Let $X=\ell_\infty$ and let $D$ be the complement of the set $\{(x_n)\in\ell_\infty:x_n\neq 0\text{ for at most one $n$}\}$. This last set is clearly closed, so $D$ is open, in particular $G_\delta$. It is further clearly a proper, connected, dense subset. Let us now show that $X-D$ is porous, hence $\sigma$-porous.

Let us take $\alpha=1/4$ and arbitrary $x\in X,r>0$. The ball $B(x,r/2)$ necessarily contains a point $y$ all of whose coordinates have absolute value at least $r/4$. Now the ball $B(y,r/4)$ is contained in $B(x,r)$ and is clearly disjoint from $X-D$. Thus we conclude $X-D$ is porous.
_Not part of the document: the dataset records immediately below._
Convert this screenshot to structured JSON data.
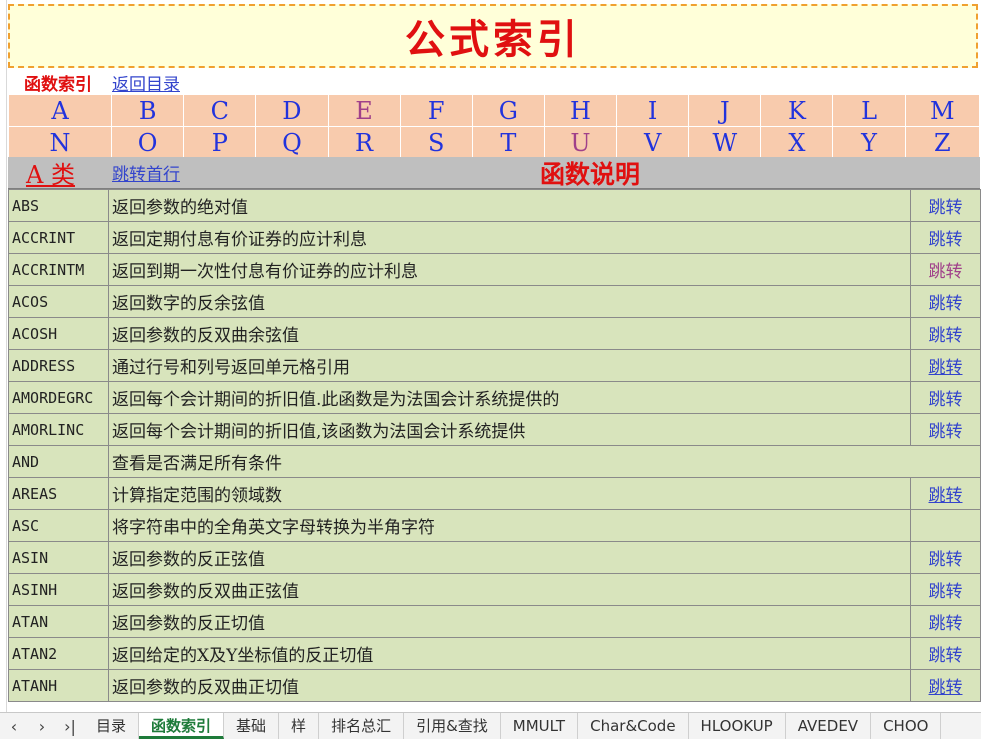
{
  "title": "公式索引",
  "header": {
    "current_label": "函数索引",
    "back_link": "返回目录"
  },
  "letters": {
    "row1": [
      "A",
      "B",
      "C",
      "D",
      "E",
      "F",
      "G",
      "H",
      "I",
      "J",
      "K",
      "L",
      "M"
    ],
    "row2": [
      "N",
      "O",
      "P",
      "Q",
      "R",
      "S",
      "T",
      "U",
      "V",
      "W",
      "X",
      "Y",
      "Z"
    ]
  },
  "letter_colors": {
    "E": "#a0408a",
    "U": "#a0408a",
    "default": "#2233dd"
  },
  "category": {
    "label": "A 类",
    "jump_top": "跳转首行",
    "desc_header": "函数说明"
  },
  "functions": [
    {
      "name": "ABS",
      "desc": "返回参数的绝对值",
      "jump": "跳转",
      "style": ""
    },
    {
      "name": "ACCRINT",
      "desc": "返回定期付息有价证券的应计利息",
      "jump": "跳转",
      "style": ""
    },
    {
      "name": "ACCRINTM",
      "desc": "返回到期一次性付息有价证券的应计利息",
      "jump": "跳转",
      "style": "purple"
    },
    {
      "name": "ACOS",
      "desc": "返回数字的反余弦值",
      "jump": "跳转",
      "style": ""
    },
    {
      "name": "ACOSH",
      "desc": "返回参数的反双曲余弦值",
      "jump": "跳转",
      "style": ""
    },
    {
      "name": "ADDRESS",
      "desc": "通过行号和列号返回单元格引用",
      "jump": "跳转",
      "style": "ul"
    },
    {
      "name": "AMORDEGRC",
      "desc": "返回每个会计期间的折旧值.此函数是为法国会计系统提供的",
      "jump": "跳转",
      "style": ""
    },
    {
      "name": "AMORLINC",
      "desc": "返回每个会计期间的折旧值,该函数为法国会计系统提供",
      "jump": "跳转",
      "style": ""
    },
    {
      "name": "AND",
      "desc": "查看是否满足所有条件",
      "jump": "",
      "style": "merged"
    },
    {
      "name": "AREAS",
      "desc": "计算指定范围的领域数",
      "jump": "跳转",
      "style": "ul"
    },
    {
      "name": "ASC",
      "desc": "将字符串中的全角英文字母转换为半角字符",
      "jump": "",
      "style": ""
    },
    {
      "name": "ASIN",
      "desc": "返回参数的反正弦值",
      "jump": "跳转",
      "style": ""
    },
    {
      "name": "ASINH",
      "desc": "返回参数的反双曲正弦值",
      "jump": "跳转",
      "style": ""
    },
    {
      "name": "ATAN",
      "desc": "返回参数的反正切值",
      "jump": "跳转",
      "style": ""
    },
    {
      "name": "ATAN2",
      "desc": "返回给定的X及Y坐标值的反正切值",
      "jump": "跳转",
      "style": ""
    },
    {
      "name": "ATANH",
      "desc": "返回参数的反双曲正切值",
      "jump": "跳转",
      "style": "ul"
    }
  ],
  "tabs": {
    "nav": [
      "‹",
      "›",
      "›|"
    ],
    "items": [
      "目录",
      "函数索引",
      "基础",
      "样",
      "排名总汇",
      "引用&查找",
      "MMULT",
      "Char&Code",
      "HLOOKUP",
      "AVEDEV",
      "CHOO"
    ],
    "active": "函数索引"
  }
}
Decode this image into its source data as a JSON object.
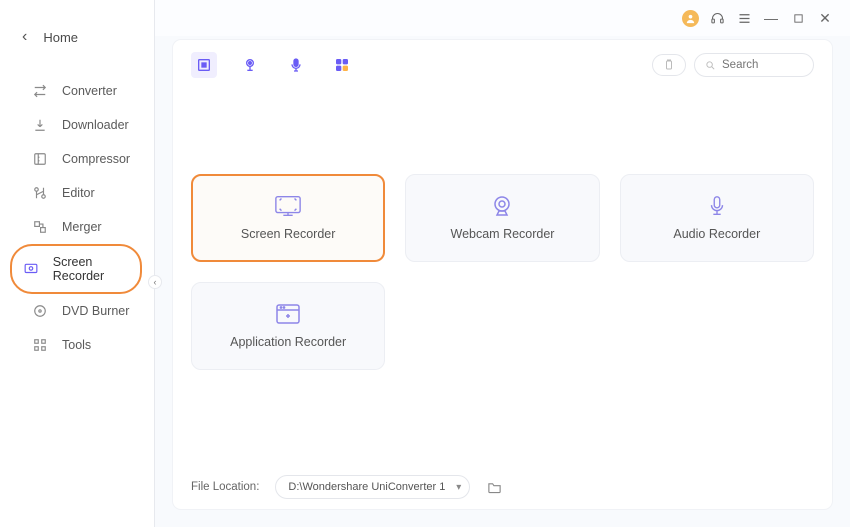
{
  "app": {
    "home_label": "Home"
  },
  "sidebar": {
    "items": [
      {
        "label": "Converter"
      },
      {
        "label": "Downloader"
      },
      {
        "label": "Compressor"
      },
      {
        "label": "Editor"
      },
      {
        "label": "Merger"
      },
      {
        "label": "Screen Recorder"
      },
      {
        "label": "DVD Burner"
      },
      {
        "label": "Tools"
      }
    ]
  },
  "search": {
    "placeholder": "Search"
  },
  "recorders": [
    {
      "label": "Screen Recorder"
    },
    {
      "label": "Webcam Recorder"
    },
    {
      "label": "Audio Recorder"
    },
    {
      "label": "Application Recorder"
    }
  ],
  "footer": {
    "location_label": "File Location:",
    "location_value": "D:\\Wondershare UniConverter 1"
  }
}
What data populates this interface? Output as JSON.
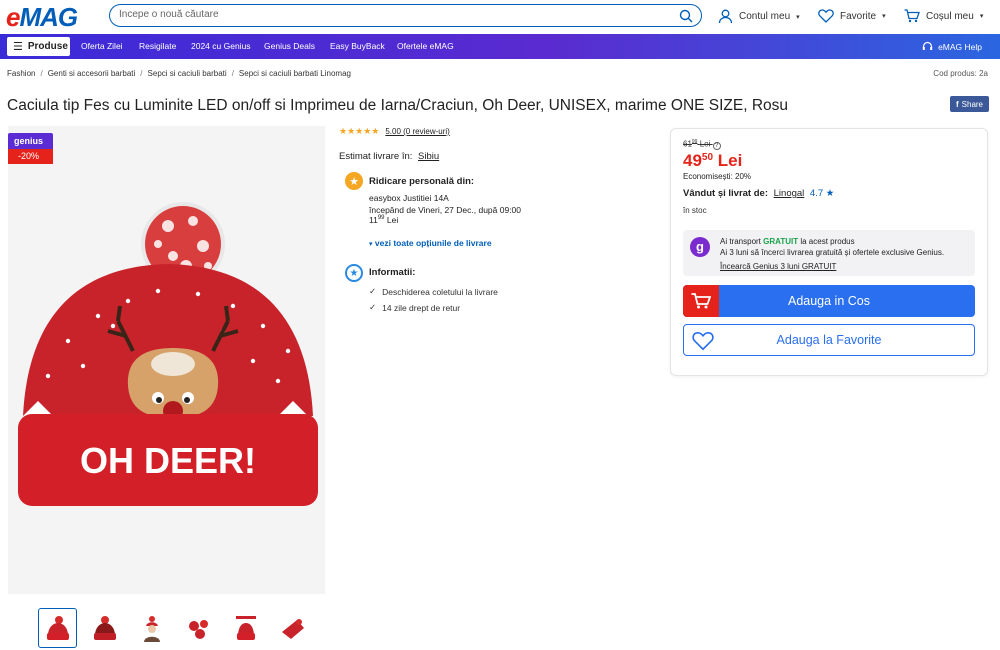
{
  "header": {
    "logo": "eMAG",
    "search_placeholder": "Începe o nouă căutare",
    "account": "Contul meu",
    "favorites": "Favorite",
    "cart": "Coșul meu"
  },
  "nav": {
    "products": "Produse",
    "items": [
      "Oferta Zilei",
      "Resigilate",
      "2024 cu Genius",
      "Genius Deals",
      "Easy BuyBack",
      "Ofertele eMAG"
    ],
    "help": "eMAG Help"
  },
  "breadcrumb": [
    "Fashion",
    "Genti si accesorii barbati",
    "Sepci si caciuli barbati",
    "Sepci si caciuli barbati Linomag"
  ],
  "product_code": "Cod produs: 2a",
  "title": "Caciula tip Fes cu Luminite LED on/off si Imprimeu de Iarna/Craciun, Oh Deer, UNISEX, marime ONE SIZE, Rosu",
  "share": "Share",
  "badges": {
    "genius": "genius",
    "discount": "-20%"
  },
  "image": {
    "text": "OH DEER!"
  },
  "rating": {
    "stars": "★★★★★",
    "text": "5.00 (0 review-uri)"
  },
  "delivery": {
    "estimate_label": "Estimat livrare în:",
    "city": "Sibiu",
    "pickup_title": "Ridicare personală din:",
    "pickup_location": "easybox Justitiei 14A",
    "pickup_time": "începând de Vineri, 27 Dec., după 09:00",
    "pickup_price_int": "11",
    "pickup_price_dec": "99",
    "pickup_price_cur": "Lei",
    "all_options": "vezi toate opțiunile de livrare"
  },
  "info": {
    "title": "Informatii:",
    "items": [
      "Deschiderea coletului la livrare",
      "14 zile drept de retur"
    ]
  },
  "buy": {
    "old_int": "61",
    "old_dec": "99",
    "old_cur": "Lei",
    "price_int": "49",
    "price_dec": "50",
    "price_cur": "Lei",
    "economy": "Economisești: 20%",
    "sold_label": "Vândut și livrat de:",
    "seller": "Linogal",
    "seller_rating": "4.7 ★",
    "stock": "în stoc",
    "genius_line1_pre": "Ai transport",
    "genius_line1_green": "GRATUIT",
    "genius_line1_post": "la acest produs",
    "genius_line2": "Ai 3 luni să încerci livrarea gratuită și ofertele exclusive Genius.",
    "genius_try": "Încearcă Genius 3 luni GRATUIT",
    "add_cart": "Adauga in Cos",
    "add_fav": "Adauga la Favorite"
  },
  "colors": {
    "brand_blue": "#005eb8",
    "brand_red": "#e5231b",
    "genius_purple": "#5b2bd3",
    "button_blue": "#2a6ff0"
  }
}
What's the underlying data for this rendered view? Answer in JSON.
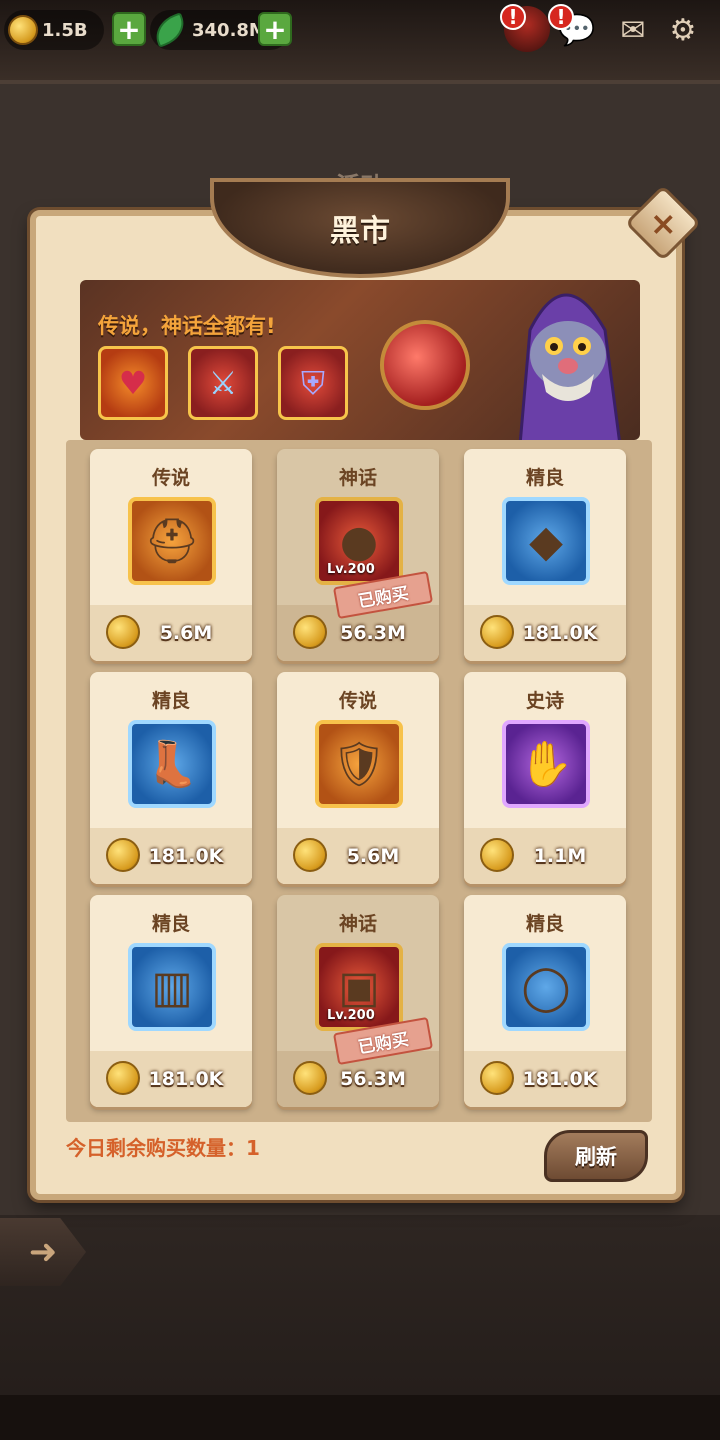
{
  "topbar": {
    "gold": "1.5B",
    "gems": "340.8M"
  },
  "panel": {
    "subtitle": "活动",
    "title": "黑市",
    "close_glyph": "×"
  },
  "banner": {
    "text": "传说，神话全都有!"
  },
  "items": [
    {
      "rarity": "传说",
      "price": "5.6M",
      "frame": "legend",
      "icon": "helmet-icon",
      "glyph": "⛑"
    },
    {
      "rarity": "神话",
      "price": "56.3M",
      "frame": "myth",
      "icon": "orb-icon",
      "glyph": "●",
      "level": "Lv.200",
      "sold": "已购买"
    },
    {
      "rarity": "精良",
      "price": "181.0K",
      "frame": "fine",
      "icon": "amulet-icon",
      "glyph": "◆"
    },
    {
      "rarity": "精良",
      "price": "181.0K",
      "frame": "fine",
      "icon": "boots-icon",
      "glyph": "👢"
    },
    {
      "rarity": "传说",
      "price": "5.6M",
      "frame": "legend",
      "icon": "armor-icon",
      "glyph": "🛡"
    },
    {
      "rarity": "史诗",
      "price": "1.1M",
      "frame": "epic",
      "icon": "gauntlet-icon",
      "glyph": "✋"
    },
    {
      "rarity": "精良",
      "price": "181.0K",
      "frame": "fine",
      "icon": "greaves-icon",
      "glyph": "▥"
    },
    {
      "rarity": "神话",
      "price": "56.3M",
      "frame": "myth",
      "icon": "chestplate-icon",
      "glyph": "▣",
      "level": "Lv.200",
      "sold": "已购买"
    },
    {
      "rarity": "精良",
      "price": "181.0K",
      "frame": "fine",
      "icon": "fang-ring-icon",
      "glyph": "◯"
    }
  ],
  "footer": {
    "remaining": "今日剩余购买数量：1",
    "refresh": "刷新"
  }
}
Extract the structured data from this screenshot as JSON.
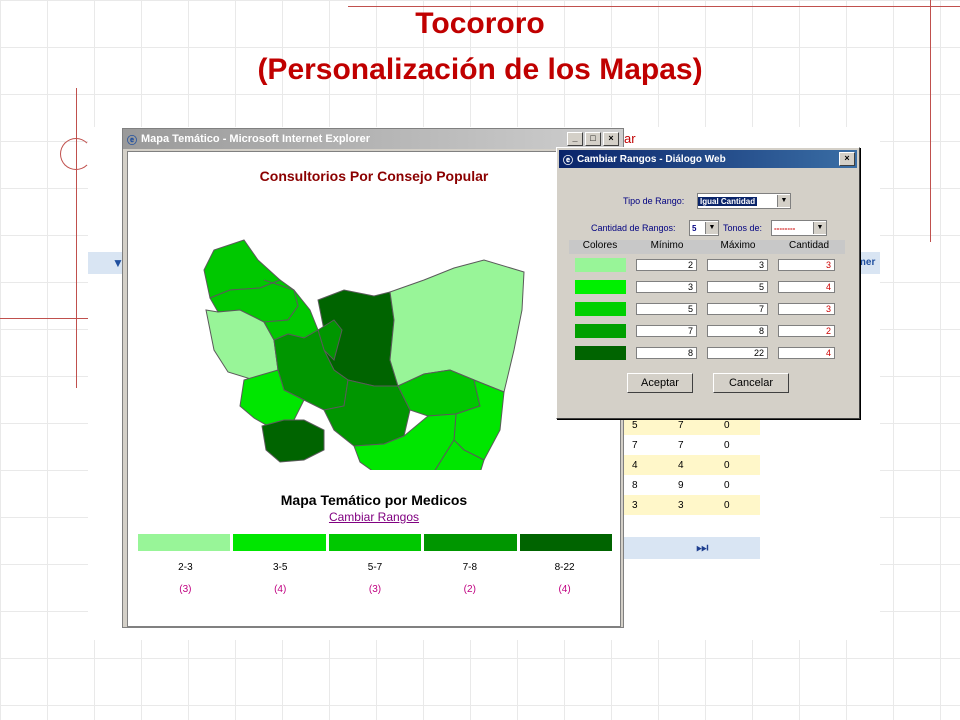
{
  "slide": {
    "title_line1": "Tocororo",
    "title_line2": "(Personalización de los Mapas)"
  },
  "background_app": {
    "partial_text_top": "ar",
    "partial_text_right": "mer",
    "table_rows": [
      [
        "5",
        "7",
        "0"
      ],
      [
        "7",
        "7",
        "0"
      ],
      [
        "4",
        "4",
        "0"
      ],
      [
        "8",
        "9",
        "0"
      ],
      [
        "3",
        "3",
        "0"
      ]
    ],
    "nav_glyph": "⏭"
  },
  "ie_window": {
    "title": "Mapa Temático - Microsoft Internet Explorer",
    "buttons": [
      "_",
      "□",
      "×"
    ],
    "map_title": "Consultorios Por Consejo Popular",
    "legend_title": "Mapa Temático por Medicos",
    "change_link": "Cambiar Rangos",
    "legend": {
      "colors": [
        "#98f598",
        "#00e600",
        "#00c800",
        "#009600",
        "#006400"
      ],
      "ranges": [
        "2-3",
        "3-5",
        "5-7",
        "7-8",
        "8-22"
      ],
      "counts": [
        "(3)",
        "(4)",
        "(3)",
        "(2)",
        "(4)"
      ]
    }
  },
  "dialog": {
    "title": "Cambiar Rangos - Diálogo Web",
    "close": "×",
    "tipo_label": "Tipo de Rango:",
    "tipo_value": "Igual Cantidad",
    "cantidad_label": "Cantidad de Rangos:",
    "cantidad_value": "5",
    "tonos_label": "Tonos de:",
    "tonos_value": "--------",
    "headers": [
      "Colores",
      "Mínimo",
      "Máximo",
      "Cantidad"
    ],
    "rows": [
      {
        "color": "#98f598",
        "min": "2",
        "max": "3",
        "count": "3"
      },
      {
        "color": "#00f000",
        "min": "3",
        "max": "5",
        "count": "4"
      },
      {
        "color": "#00d000",
        "min": "5",
        "max": "7",
        "count": "3"
      },
      {
        "color": "#00a000",
        "min": "7",
        "max": "8",
        "count": "2"
      },
      {
        "color": "#006400",
        "min": "8",
        "max": "22",
        "count": "4"
      }
    ],
    "accept_label": "Aceptar",
    "cancel_label": "Cancelar"
  }
}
Finally, $X-D$ is not contained in a subspace of finite dimension, since $(1,0,0,\dots),(0,1,0,\dots),(0,0,1,\dots)$ is an infinite linearly independent subset of $X-D$.

In fact, let me note that almost the exact same construction shows that your claim regarding Corollary 3.4 of the paper is incorrect, at least when understood in terms of the dimension of the subspace spanned. The only claims the paper makes are about the Hausdorff dimension of that set.